Anxiety is ubiquitous in everyday life and avoiding sources of anxiety is often at the core of our everyday choices and can even shape our life plans. But why are we all so anxious, when is this normal uniqueness as opposed to a diagnosable anxiety disorder, and why have anxiety disorders become more prevalent than ever? In All We Have to Fear, Horwitz and Wakefield argue that psychiatry has largely generated this epidemic by inflating our socially inconvenient, yet natural, fears into psychiatric disorders and ignoring our biologically designed natures, thus allowing the overdiagnosis of anxiety disorders and facilitating a culture of medicalization. The result is a society that is afraid of natural, biologically designed feelings of fear and, overall, anxious about feeling anxious. All We Have to Fear is a groundbreaking and fresh look at how to distinguish between anxiety conditions that are mental disorders, those that are natural reactions to threats, and those that are natural products of evolution.

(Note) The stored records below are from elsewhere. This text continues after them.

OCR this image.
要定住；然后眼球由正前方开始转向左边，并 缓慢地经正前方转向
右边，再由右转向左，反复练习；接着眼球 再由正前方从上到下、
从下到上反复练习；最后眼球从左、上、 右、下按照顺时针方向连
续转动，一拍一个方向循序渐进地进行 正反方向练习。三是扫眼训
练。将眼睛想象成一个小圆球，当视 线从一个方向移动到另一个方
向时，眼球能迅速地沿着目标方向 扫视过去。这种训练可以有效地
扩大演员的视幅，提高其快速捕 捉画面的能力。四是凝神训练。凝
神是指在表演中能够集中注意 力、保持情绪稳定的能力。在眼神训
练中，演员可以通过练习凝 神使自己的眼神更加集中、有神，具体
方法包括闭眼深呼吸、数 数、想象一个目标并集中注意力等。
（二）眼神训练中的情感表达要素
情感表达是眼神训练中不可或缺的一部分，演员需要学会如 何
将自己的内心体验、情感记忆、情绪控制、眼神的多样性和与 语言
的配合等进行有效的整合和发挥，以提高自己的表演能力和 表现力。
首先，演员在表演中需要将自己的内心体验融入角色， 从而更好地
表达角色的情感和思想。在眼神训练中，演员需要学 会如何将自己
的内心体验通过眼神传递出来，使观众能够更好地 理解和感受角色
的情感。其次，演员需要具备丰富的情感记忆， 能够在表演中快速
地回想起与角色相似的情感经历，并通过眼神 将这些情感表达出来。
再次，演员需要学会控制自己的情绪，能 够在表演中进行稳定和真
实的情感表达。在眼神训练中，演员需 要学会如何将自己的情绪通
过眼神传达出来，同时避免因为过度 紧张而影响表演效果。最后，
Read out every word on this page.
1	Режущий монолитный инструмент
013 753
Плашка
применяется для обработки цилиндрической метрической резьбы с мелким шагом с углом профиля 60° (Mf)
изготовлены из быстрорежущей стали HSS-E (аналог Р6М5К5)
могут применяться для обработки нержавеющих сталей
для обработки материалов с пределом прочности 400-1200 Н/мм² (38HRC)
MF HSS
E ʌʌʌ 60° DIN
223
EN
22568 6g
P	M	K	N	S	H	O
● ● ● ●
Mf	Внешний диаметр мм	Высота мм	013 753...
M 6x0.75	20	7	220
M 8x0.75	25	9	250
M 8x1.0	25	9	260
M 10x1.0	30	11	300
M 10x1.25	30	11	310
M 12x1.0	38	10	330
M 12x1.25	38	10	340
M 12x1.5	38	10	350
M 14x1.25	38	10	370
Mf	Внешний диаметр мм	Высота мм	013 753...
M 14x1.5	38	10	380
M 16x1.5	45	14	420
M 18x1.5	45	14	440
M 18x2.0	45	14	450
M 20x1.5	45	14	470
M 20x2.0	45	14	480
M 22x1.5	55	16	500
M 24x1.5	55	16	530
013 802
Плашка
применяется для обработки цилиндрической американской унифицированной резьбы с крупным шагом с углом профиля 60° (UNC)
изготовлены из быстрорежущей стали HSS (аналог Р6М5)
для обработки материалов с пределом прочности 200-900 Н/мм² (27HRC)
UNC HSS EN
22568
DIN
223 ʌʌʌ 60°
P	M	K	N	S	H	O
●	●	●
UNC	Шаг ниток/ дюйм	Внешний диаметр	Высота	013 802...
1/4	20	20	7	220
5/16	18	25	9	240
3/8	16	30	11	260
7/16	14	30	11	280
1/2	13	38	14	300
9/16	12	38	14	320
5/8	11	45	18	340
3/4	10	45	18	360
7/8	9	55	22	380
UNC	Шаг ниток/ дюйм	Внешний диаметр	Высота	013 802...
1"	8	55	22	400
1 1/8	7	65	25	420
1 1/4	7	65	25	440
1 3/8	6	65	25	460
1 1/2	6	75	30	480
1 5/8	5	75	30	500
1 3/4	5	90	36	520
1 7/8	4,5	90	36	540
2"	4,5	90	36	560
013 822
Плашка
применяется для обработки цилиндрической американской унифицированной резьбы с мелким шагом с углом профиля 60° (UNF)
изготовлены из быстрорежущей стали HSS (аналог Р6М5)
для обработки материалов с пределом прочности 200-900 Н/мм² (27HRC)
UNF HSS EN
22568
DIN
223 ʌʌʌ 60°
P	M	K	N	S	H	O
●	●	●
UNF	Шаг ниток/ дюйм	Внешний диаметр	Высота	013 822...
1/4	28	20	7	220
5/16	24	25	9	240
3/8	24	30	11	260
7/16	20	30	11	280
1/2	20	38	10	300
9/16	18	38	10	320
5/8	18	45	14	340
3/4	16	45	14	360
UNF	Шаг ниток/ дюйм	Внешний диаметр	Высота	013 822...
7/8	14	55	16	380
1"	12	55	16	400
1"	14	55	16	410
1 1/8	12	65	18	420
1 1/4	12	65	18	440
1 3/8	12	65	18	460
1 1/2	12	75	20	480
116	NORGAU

Building on the new science of evolutionary psychology, Horwitz and Wakefield demonstrate a mismatch between our basic biological natures and the environment that we have created for ourselves. Some of our natural anxiety is born from situations and objects that posed serious risks during prehistory, but that are no longer usually dangerous, for example, a city dweller who is terrified of snakes. This mismatch generates normal anxiety when there is, in fact, no real danger. Evolutionary psychology shows that beyond the context in which the symptoms occur, our biological heritage as a species must be considered in any psychiatric diagnosis as we are otherwise bewildered by our own primitive fears and beset by diffuse anxieties that seem to have no function in our lives. All We Have to Fear argues that only by paying attention to our evolutionary shaping can we understand ourselves, our fears, what is normal versus disordered in what we fear, and make informed choices about how to approach these fears.
The mismatch between our natures, environment, and our fears is not pathological, but rather reveals the forces that shaped us and provides an "emotional time machine," shedding light on who we were when we were shaped as a species, and thus, allowing us more insight into who we are today.